Considering NSC is government-backed, it provides additional safety when compared to banks which may require a bailout in case of bankruptcy, according to Kuppa.
While both NSC and 5-year FDs offer tax benefits under the 80C mechanism, from a pure tax perspective, NSC is a better option, according to Siddharth Panjwani, Chief Strategy Officer—Pickright Technologies, since the interest paid by NSC is re-invested for the first 4 years and this interest paid is eligible for tax benefit under 80C.
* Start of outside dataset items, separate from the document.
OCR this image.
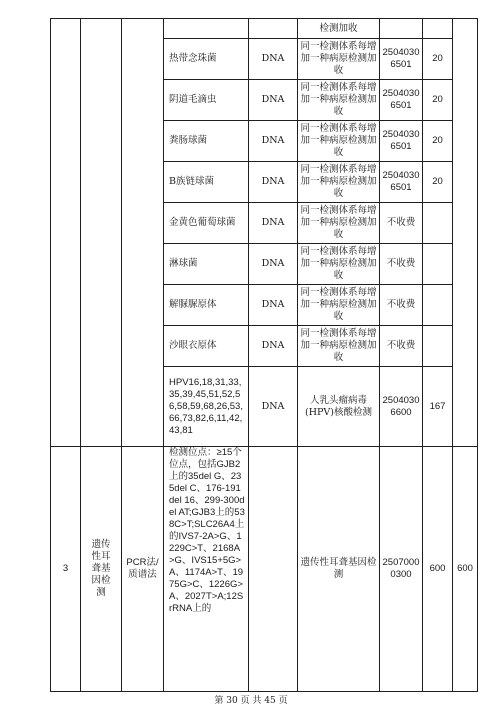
					检测加收			
			热带念珠菌	DNA	同一检测体系每增加一种病原检测加收	25040306501	20	
			阴道毛滴虫	DNA	同一检测体系每增加一种病原检测加收	25040306501	20	
			粪肠球菌	DNA	同一检测体系每增加一种病原检测加收	25040306501	20	
			B族链球菌	DNA	同一检测体系每增加一种病原检测加收	25040306501	20	
			金黄色葡萄球菌	DNA	同一检测体系每增加一种病原检测加收	不收费		
			淋球菌	DNA	同一检测体系每增加一种病原检测加收	不收费		
			解脲脲原体	DNA	同一检测体系每增加一种病原检测加收	不收费		
			沙眼衣原体	DNA	同一检测体系每增加一种病原检测加收	不收费		
			HPV16,18,31,33,35,39,45,51,52,56,58,59,68,26,53,66,73,82,6,11,42,43,81	DNA	人乳头瘤病毒(HPV)核酸检测	25040306600	167	
3	遗传性耳聋基因检测	PCR法/质谱法	检测位点：≥15个位点，包括GJB2上的35del G、235del C、176-191del 16、299-300del AT;GJB3上的538C>T;SLC26A4上的IVS7-2A>G、1229C>T、2168A>G、IVS15+5G>A、1174A>T、1975G>C、1226G>A、2027T>A;12SrRNA上的		遗传性耳聋基因检测	25070000300	600	600
第 30 页 共 45 页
"If the 80C benefit is not availed for NSC interest, then it is taxable. The interest earned by a 5-year FD is taxable to the investor. TDS is also not deducted for interest earned on NSC whereas it is deducted for a tax saver 5-year FD. Due to this TDS, the amount re-invested in an FD would be lower than that of NSC," Panjwani explains.
In NSC, there is the unavailability of premature withdrawal before the tenure of 5 or 10 years gets completed. NSC can only be withdrawn prematurely on the death of the holder, on forfeiture of the scheme by some gazette government officer or when the withdrawal is ordered by a court of law.
On the other hand, premature withdrawal of fixed deposits is allowed by almost all banks. This pre-closure, however, is charged a specific pre-mature withdrawal fee which depends upon the bank, according to Bankbazaar.